A couple of weeks ago I went to my second ‘Talking Texts’ workshop at the Abbey. The Abbey runs these voice workshops every now and again, always in connection with whatever play is on the main stage. The first one I went to, about a year ago, was based around Measure for Measure. The more recent one was another Shakespearean text – Macbeth. The workshop involves three hours doing voice work on the Abbey stage with Andrea Ainsworth, Voice Director at the Abbey, then there’s a break for lunch (tea and sandwiches are provided in the bar upstairs) and in the afternoon you go and see the play. It’s a really nice way to spend the day and I’ve enjoy the two workshops I’ve done.

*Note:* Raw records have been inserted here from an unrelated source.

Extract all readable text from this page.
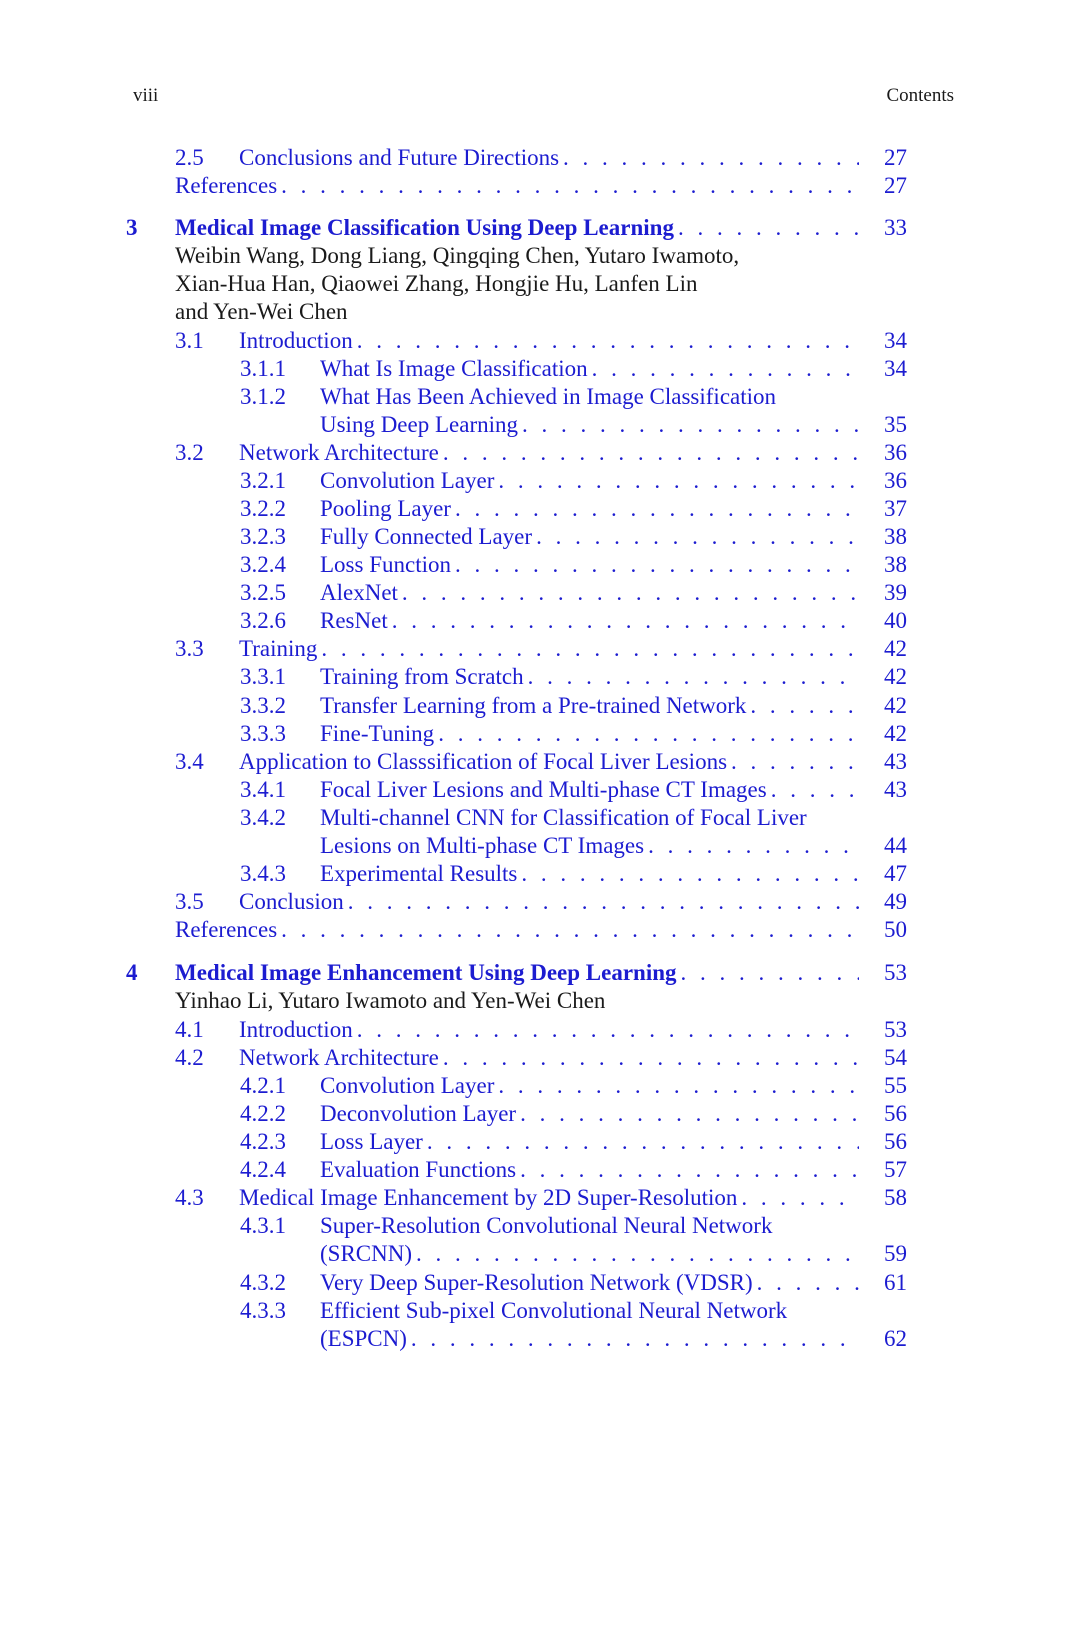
viii	Contents
2.5 Conclusions and Future Directions . . .	27
References . . .	27
3 Medical Image Classification Using Deep Learning . . .	33
Weibin Wang, Dong Liang, Qingqing Chen, Yutaro Iwamoto,
Xian-Hua Han, Qiaowei Zhang, Hongjie Hu, Lanfen Lin
and Yen-Wei Chen
3.1 Introduction . . .	34
3.1.1 What Is Image Classification . . .	34
3.1.2 What Has Been Achieved in Image Classification
Using Deep Learning . . .	35
3.2 Network Architecture . . .	36
3.2.1 Convolution Layer . . .	36
3.2.2 Pooling Layer . . .	37
3.2.3 Fully Connected Layer . . .	38
3.2.4 Loss Function . . .	38
3.2.5 AlexNet . . .	39
3.2.6 ResNet . . .	40
3.3 Training . . .	42
3.3.1 Training from Scratch . . .	42
3.3.2 Transfer Learning from a Pre-trained Network . . .	42
3.3.3 Fine-Tuning . . .	42
3.4 Application to Classsification of Focal Liver Lesions . . .	43
3.4.1 Focal Liver Lesions and Multi-phase CT Images . . .	43
3.4.2 Multi-channel CNN for Classification of Focal Liver
Lesions on Multi-phase CT Images . . .	44
3.4.3 Experimental Results . . .	47
3.5 Conclusion . . .	49
References . . .	50
4 Medical Image Enhancement Using Deep Learning . . .	53
Yinhao Li, Yutaro Iwamoto and Yen-Wei Chen
4.1 Introduction . . .	53
4.2 Network Architecture . . .	54
4.2.1 Convolution Layer . . .	55
4.2.2 Deconvolution Layer . . .	56
4.2.3 Loss Layer . . .	56
4.2.4 Evaluation Functions . . .	57
4.3 Medical Image Enhancement by 2D Super-Resolution . . .	58
4.3.1 Super-Resolution Convolutional Neural Network
(SRCNN) . . .	59
4.3.2 Very Deep Super-Resolution Network (VDSR) . . .	61
4.3.3 Efficient Sub-pixel Convolutional Neural Network
(ESPCN) . . .	62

It’s a big group (about 20 – 30 people) and there is no experience necessary so you get a wide range of abilities amoung the attendees, so the workshop is very much a basic introduction. Andrea leads a vocal warm-up and then goes through different exercises using a piece of text from the play. For the Macbeth workshop, we used Macbeth’s soliloquy from Act 3, scene 1, where he is about to send a couple of hit-man after Banquo and his son. (See the text here) It’s a nice meaty piece of text and it was useful to go through it in detail with the group and talk about what each line means and what sort of images the words bring to mind.
Thw workshop combines the two types of voice workshops that an actors requires -physically warming up the voice to get it ready to work, and the more intellectual side of unlocking the text and finding a way to make it make sense.
After the vocal warm-up, Andrea does a couple of these exercises with the text. Not all of them will work for everybody and not all of them would be suitable for every piece of text but they are a good starting point. It’s useful to try out the different ideas and exercises from her, and pick and choose what might be useful in the future.
In the Macbeth workshop, we were told to pick out all the people mentioned in the text – the witches, Duncan, Banquo, Banquo’s son – and imagine them standing around you as you say the text. When they are mentioned in the text, you have to point to them; and when Macbeth is speaking of himself, you point to yourself. It was an interesting exercise because you start identifying the feelings you have about each person. It’s also interesting to note how often each person appears in the text, Macbeth refers to himself a lot and gradually becomes more obsessed with Banquo’s sons.
After lunch and a bit of a chat with the other workshop participants, we headed back into the theatre for the matinee performance. I did Macbeth for my Leaving Cert (way back in 1999) so I am intimiately familiar with the play. It was a good show – the usual mad women but not too much blood and gore. There was a nice bit of lighting used for the ‘Is this a dagger that I see before me’ scene and I really enjoyed the Porter’s scene.
The next Talking Text workshop is on Saturday 4 September, and the text is The Plough and the Stars.
And, in case you were wondering, I didn’t notice anyone shying away from saying the dreaded ‘Macbeth’ word inside the theatre. And nothing bad happened!